In 1946, Colebrook extended her light therapy research to study its effects among office and factory workers, and coalminers (Colebrook 1946)… Once again, Colebrook was unable to detect any benefits of light therapy. This time, medical responses to the results of her research were far less critical, although light therapy equipment manufacturers were vocal in their opposition. By the 1950s, the equipment manufacturers were fighting a rearguard action to preserve their claims for therapeutic efficacy against increasingly sceptical medical and public opinion.

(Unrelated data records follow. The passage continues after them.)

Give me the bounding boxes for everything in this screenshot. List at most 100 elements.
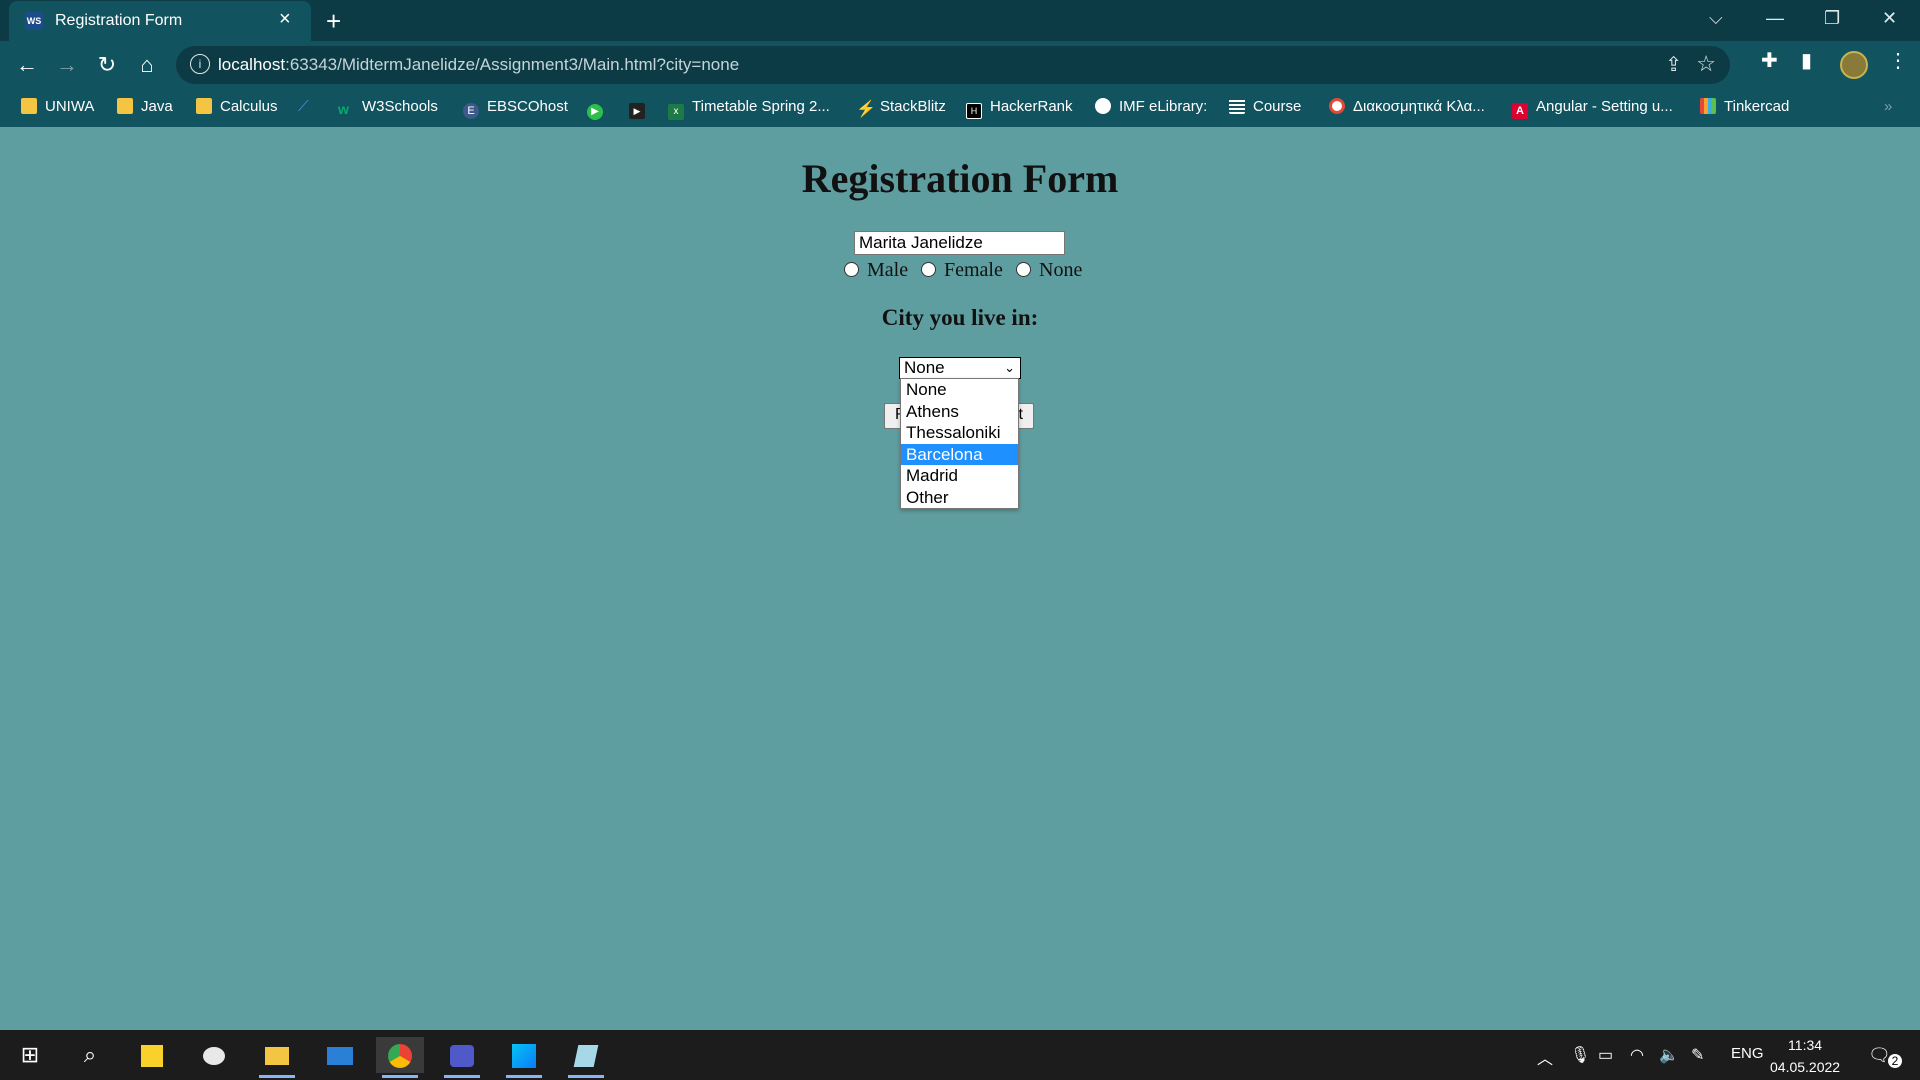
clock-date: 04.05.2022: [1770, 1059, 1841, 1075]
battery-icon[interactable]: ▭: [1598, 1045, 1613, 1065]
more-bookmarks-icon[interactable]: »: [1884, 98, 1892, 115]
imf-icon: [1095, 98, 1111, 114]
chevron-down-icon: ⌄: [1004, 360, 1015, 375]
youtube-icon: ▶: [629, 103, 645, 119]
forward-icon[interactable]: →: [51, 49, 83, 81]
city-option-barcelona[interactable]: Barcelona: [901, 443, 1018, 465]
tool-icon: ⟋: [298, 98, 309, 115]
hackerrank-icon: H: [966, 103, 982, 119]
clock-time: 11:34: [1788, 1037, 1823, 1053]
gender-radio-none[interactable]: [1016, 262, 1031, 277]
tinkercad-icon: [1700, 98, 1716, 114]
wifi-icon[interactable]: ◠: [1630, 1045, 1644, 1065]
address-bar[interactable]: i localhost:63343/MidtermJanelidze/Assig…: [176, 46, 1730, 84]
bookmark-timetable[interactable]: x Timetable Spring 2...: [668, 98, 830, 120]
tab-search-chevron-icon[interactable]: ⌵: [1709, 8, 1723, 29]
share-icon[interactable]: ⇪: [1665, 52, 1682, 77]
bookmark-hackerrank[interactable]: H HackerRank: [966, 98, 1073, 119]
clock[interactable]: 11:34 04.05.2022: [1770, 1034, 1840, 1078]
bookmark-uniwa[interactable]: UNIWA: [21, 98, 94, 115]
notification-count-badge: 2: [1888, 1054, 1902, 1068]
bookmark-stackblitz[interactable]: ⚡ StackBlitz: [856, 98, 946, 118]
browser-titlebar: WS Registration Form × + ⌵ — ❐ ✕: [0, 0, 1920, 41]
city-select-value: None: [904, 358, 945, 377]
search-icon[interactable]: ⌕: [66, 1037, 114, 1073]
city-dropdown-list: None Athens Thessaloniki Barcelona Madri…: [900, 378, 1019, 509]
webstorm-favicon-icon: WS: [25, 12, 43, 30]
name-input[interactable]: [854, 231, 1065, 255]
tab-title: Registration Form: [55, 12, 183, 29]
bookmark-youtube[interactable]: ▶: [629, 98, 653, 119]
back-icon[interactable]: ←: [11, 49, 43, 81]
chrome-icon[interactable]: [376, 1037, 424, 1078]
play-circle-icon: ▶: [587, 104, 603, 120]
bookmark-decorative[interactable]: Διακοσμητικά Κλα...: [1329, 98, 1485, 115]
city-label: City you live in:: [881, 305, 1039, 330]
reload-icon[interactable]: ↻: [91, 49, 123, 81]
folder-icon: [21, 98, 37, 114]
ebsco-icon: E: [463, 103, 479, 119]
gender-radio-male[interactable]: [844, 262, 859, 277]
city-option-madrid[interactable]: Madrid: [901, 465, 1018, 487]
mail-icon[interactable]: [316, 1037, 364, 1073]
gender-label-male: Male: [867, 259, 909, 281]
minimize-icon[interactable]: —: [1766, 8, 1784, 29]
page-title: Registration Form: [801, 156, 1119, 201]
windows-taskbar: ⊞ ⌕ ︿ 🎙 ▭ ◠ 🔈 ✎ ENG 11:34 04.05.2022 🗨 2: [0, 1030, 1920, 1080]
menu-kebab-icon[interactable]: ⋮: [1888, 48, 1908, 73]
gender-radio-female[interactable]: [921, 262, 936, 277]
side-panel-icon[interactable]: ▮: [1801, 48, 1812, 73]
volume-icon[interactable]: 🔈: [1659, 1045, 1679, 1065]
restore-icon[interactable]: ❐: [1824, 8, 1840, 29]
microphone-icon[interactable]: 🎙: [1570, 1045, 1590, 1065]
bookmark-imf[interactable]: IMF eLibrary:: [1095, 98, 1207, 115]
excel-icon: x: [668, 104, 684, 120]
tab-registration-form[interactable]: WS Registration Form ×: [9, 1, 311, 41]
webstorm-icon[interactable]: [500, 1037, 548, 1078]
city-option-thessaloniki[interactable]: Thessaloniki: [901, 422, 1018, 444]
teams-icon[interactable]: [438, 1037, 486, 1078]
submit-label-fragment-right: t: [1018, 406, 1023, 423]
bookmark-star-icon[interactable]: ☆: [1696, 51, 1716, 77]
paint-icon[interactable]: [190, 1037, 238, 1073]
folder-icon: [196, 98, 212, 114]
bookmark-w3schools[interactable]: w W3Schools: [338, 98, 438, 117]
home-icon[interactable]: ⌂: [131, 49, 163, 81]
file-explorer-icon[interactable]: [253, 1037, 301, 1078]
bookmark-ebscohost[interactable]: E EBSCOhost: [463, 98, 568, 119]
city-select[interactable]: None ⌄: [899, 357, 1021, 379]
angular-icon: A: [1512, 103, 1528, 119]
folder-icon: [117, 98, 133, 114]
course-icon: [1229, 98, 1245, 114]
windows-start-icon[interactable]: ⊞: [6, 1037, 54, 1073]
close-tab-icon[interactable]: ×: [279, 9, 291, 29]
chrome-page-icon: [1329, 98, 1345, 114]
profile-avatar[interactable]: [1840, 51, 1868, 79]
gender-label-none: None: [1039, 259, 1083, 281]
site-info-icon[interactable]: i: [190, 54, 210, 74]
bookmark-calculus[interactable]: Calculus: [196, 98, 278, 115]
close-window-icon[interactable]: ✕: [1882, 8, 1897, 29]
address-url[interactable]: localhost:63343/MidtermJanelidze/Assignm…: [218, 55, 739, 75]
bolt-icon: ⚡: [856, 101, 876, 118]
city-option-athens[interactable]: Athens: [901, 401, 1018, 423]
sticky-notes-icon[interactable]: [128, 1037, 176, 1073]
bookmark-tool[interactable]: ⟋: [298, 98, 309, 115]
bookmark-course[interactable]: Course: [1229, 98, 1301, 115]
city-option-none[interactable]: None: [901, 379, 1018, 401]
w3schools-icon: w: [338, 101, 349, 117]
bookmark-java[interactable]: Java: [117, 98, 173, 115]
browser-toolbar: ← → ↻ ⌂ i localhost:63343/MidtermJanelid…: [0, 41, 1920, 90]
extensions-puzzle-icon[interactable]: ✚: [1761, 48, 1778, 73]
new-tab-icon[interactable]: +: [326, 6, 341, 37]
bookmark-tinkercad[interactable]: Tinkercad: [1700, 98, 1789, 115]
bookmark-play[interactable]: ▶: [587, 98, 611, 120]
gender-label-female: Female: [944, 259, 1003, 281]
city-option-other[interactable]: Other: [901, 487, 1018, 509]
show-hidden-icons-chevron-icon[interactable]: ︿: [1537, 1045, 1553, 1069]
language-indicator[interactable]: ENG: [1731, 1045, 1764, 1062]
pen-icon[interactable]: ✎: [1691, 1045, 1704, 1065]
bookmark-angular[interactable]: A Angular - Setting u...: [1512, 98, 1673, 119]
bookmarks-bar: UNIWA Java Calculus ⟋ w W3Schools E EBSCOh…: [0, 90, 1920, 127]
eraser-app-icon[interactable]: [562, 1037, 610, 1078]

The Times, February 5, 1938:
Tania Anne Woloshyn:
In a 1936 leaflet, a ‘Vi-Tan’ UV-rich mercury vapour lamp shines down on a jubilant woman. She is dressed for the beach but wrapped in an electrical cord. The manufacturers of the device, the Thermal Syndicate Ltd, promise that their UV lamp would bring “summer in winter” to the “sun starved, restoring everyone to a healthy colour”. Like the woman’s smiling face and her swimsuit body displaying delectable contours, the promise was that everyone could have a deeply tanned body. Through an overtly contrived composition, the Vi-Tan acted as the technologically advanced substitute for a radiant and radiating sun. The lamp was thus stationed in the advertising as though taking its ‘natural’ place, embedded within the sun itself.